On ne fera croire à quiconque que la sortie quasi simultanée d’un nouvel album du Dale Cooper Quartet et de la troisième saison de Twin Peaks relève du hasard. Avec des fortunes diverses, nombreuses sont les formations musicales à s’inspirer directement de la série de David Lynch. Les membres du trio brestois sont des fans hardcore, mais plutôt que de tenter de ré-écrire une énième bande sonore non officielle, ils semblent préférer inscrire leur influence dans des chemins de traverse. Avec ce même goût du mystère, du faux non sens et des narrations à tiroir. Leur discographie toute entière fait preuve d’une densité de composition rarement entendue, même si j’avoue lui vouer un culte aussi relatif qu’à la filmographie du sieur Lynch. Jusqu’ici, je n’ai adhéré totalement qu’à Metamanoir. Et ce même si chacun de leurs opus contient d’incontestables pépites, à destination des nobles ombres errantes qui sévissent au crépuscule. Depuis 2010, c’est chez le label allemand Denovali que le groupe a choisi d’éditer ses pièces de menace.
Injustement enfermé par certains scribouillards du dimanche dans une cellule darkjazz qui n’est au fond qu’une énième étiquette ridicule supplémentaire, le trio français a toujours su que son univers était suffisamment nébuleux pour être déclinable à l’infini, tout en élargissant progressivement le spectre musical de ses sombres desseins. Les solis de saxophone sont toujours présents et aussi joyeusement plombants, mais les contours explorés par le groupe puisent aujourd’hui aussi bien dans le post-rock que dans le drone, l’ambient et parfois même quelques incursions encore plus électroniques.
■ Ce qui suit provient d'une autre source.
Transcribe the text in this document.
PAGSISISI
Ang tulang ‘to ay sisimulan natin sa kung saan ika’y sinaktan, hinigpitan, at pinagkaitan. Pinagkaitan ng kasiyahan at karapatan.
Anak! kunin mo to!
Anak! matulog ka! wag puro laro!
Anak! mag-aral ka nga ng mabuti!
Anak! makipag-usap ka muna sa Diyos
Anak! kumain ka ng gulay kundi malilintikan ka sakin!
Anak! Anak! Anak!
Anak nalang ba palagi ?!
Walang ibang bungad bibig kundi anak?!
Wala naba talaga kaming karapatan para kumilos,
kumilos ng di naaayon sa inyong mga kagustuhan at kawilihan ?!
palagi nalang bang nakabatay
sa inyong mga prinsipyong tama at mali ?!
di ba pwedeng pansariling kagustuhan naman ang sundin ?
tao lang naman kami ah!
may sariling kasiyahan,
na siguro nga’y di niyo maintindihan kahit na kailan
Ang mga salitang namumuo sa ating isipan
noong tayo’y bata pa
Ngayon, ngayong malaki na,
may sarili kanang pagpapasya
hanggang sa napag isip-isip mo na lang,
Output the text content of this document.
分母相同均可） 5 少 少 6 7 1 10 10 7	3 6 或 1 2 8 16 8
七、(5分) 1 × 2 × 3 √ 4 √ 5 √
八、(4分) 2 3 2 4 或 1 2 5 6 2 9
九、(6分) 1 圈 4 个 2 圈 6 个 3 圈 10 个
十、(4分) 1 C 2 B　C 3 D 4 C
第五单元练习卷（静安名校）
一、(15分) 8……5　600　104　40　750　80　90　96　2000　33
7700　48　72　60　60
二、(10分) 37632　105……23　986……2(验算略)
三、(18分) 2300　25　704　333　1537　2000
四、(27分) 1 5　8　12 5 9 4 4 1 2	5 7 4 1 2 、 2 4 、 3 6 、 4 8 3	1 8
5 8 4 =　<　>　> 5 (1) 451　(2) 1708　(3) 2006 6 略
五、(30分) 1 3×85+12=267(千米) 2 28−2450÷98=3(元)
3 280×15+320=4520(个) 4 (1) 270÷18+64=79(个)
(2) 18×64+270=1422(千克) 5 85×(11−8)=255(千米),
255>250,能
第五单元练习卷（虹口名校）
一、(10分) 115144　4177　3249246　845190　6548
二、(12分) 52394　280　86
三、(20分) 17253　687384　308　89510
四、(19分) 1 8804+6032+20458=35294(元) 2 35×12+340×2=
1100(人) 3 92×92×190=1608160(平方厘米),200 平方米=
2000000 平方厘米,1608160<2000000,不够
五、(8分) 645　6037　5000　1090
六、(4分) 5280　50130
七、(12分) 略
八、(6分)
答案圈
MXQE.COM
Là où leur album précédent m’avait paru trop dépouillé et peu homogène malgré l’intarissable Brosme en Dos-vert, Astrild Astrild se révèle à mes conduits comme un sombre joyau dépourvu du moindre défaut. J’ai même cru y entendre la voix de Sylvain Chauveau. Sans doute les effets secondaires de cette expérience de divagation.
« There’s a black door waiting for your touch. There’s a black door always thank you very much. »
Astrild Astrild m’invite, de nuit, à un cabaret sauvage sur une plage du Finistère. Les personnages me paraissent familiers, mais leurs visages sont empruntés à des rapaces et à des poissons de vases. On y boit au goulot des décoctions torréfiées, noires comme les nuits sans étoiles. Chaque tableau s’épanouit dans le contre-jour, pour perdre l’auditeur dans ses propres grilles de lecture. Est-ce la confidence de l’abîme que j’entends dans ces soupirs ? Quand viendra-t-elle, la lame de fond, par dessus ce présent immobile encerclé d’un mur d’angoisses, pour l’anéantir ? A la fin du disque, j’ai eu la sensation de faire naufrage en dessous de la tempête, dans une marée haute où j’ai perdu pied. De ne pas reconnaître le marais où je suis né.
Astrild Astrild est pour moi et de très loin l’album le plus abouti du groupe. Un des plus beaux disques de cette année, pour relier tout ce que Lynch et Pessoa doivent à la nuit. L’absence du groupe sur les scènes live françaises relève néanmoins toujours autant de l’infamie.
Superbe album en effet — même si METAMANOIR garde ma préférence.
Je reste attaché à l’étiquette darkjazz, qui ne résume bien sûr pas toutes les influences du groupe, mais me semble malgré tout être l’élément le plus constitutif de leur univers — et c’est justement grâce à cette étiquette que je suis passé de Bohren & der Club of Gore à Dale Cooper Quartet.
Je reste conquis par l’album Quatorze pièces de Menace malgré tout, ceci reste un autre bijou original qui a son histoire comme les autres perles d’un même collier qui mérite d’être admiré en public. Vraiment regrettable que cet ensemble de musiciens que font Dale Cooper Quartet ne voyage pas dans la France car je serais sans doute le premier à m’immiscer devant la scène brumeuse de leur talent. Merci pour ce beau résumé.
Une très belle chronique pour un disque qui l’est tout autant, toute en complexité.
Autrement je suis tout à fait d’accord avec vous, l’absence de DC4 sur scène au sein de notre cher pays est assez incompréhensible, je n’ose pas dire anormale, la formation étant loin d’en être à son premier coup d’essai (cinq productions à ce jour en l’espace de dix ans tout de même) et est plutôt reconnu au niveau critique.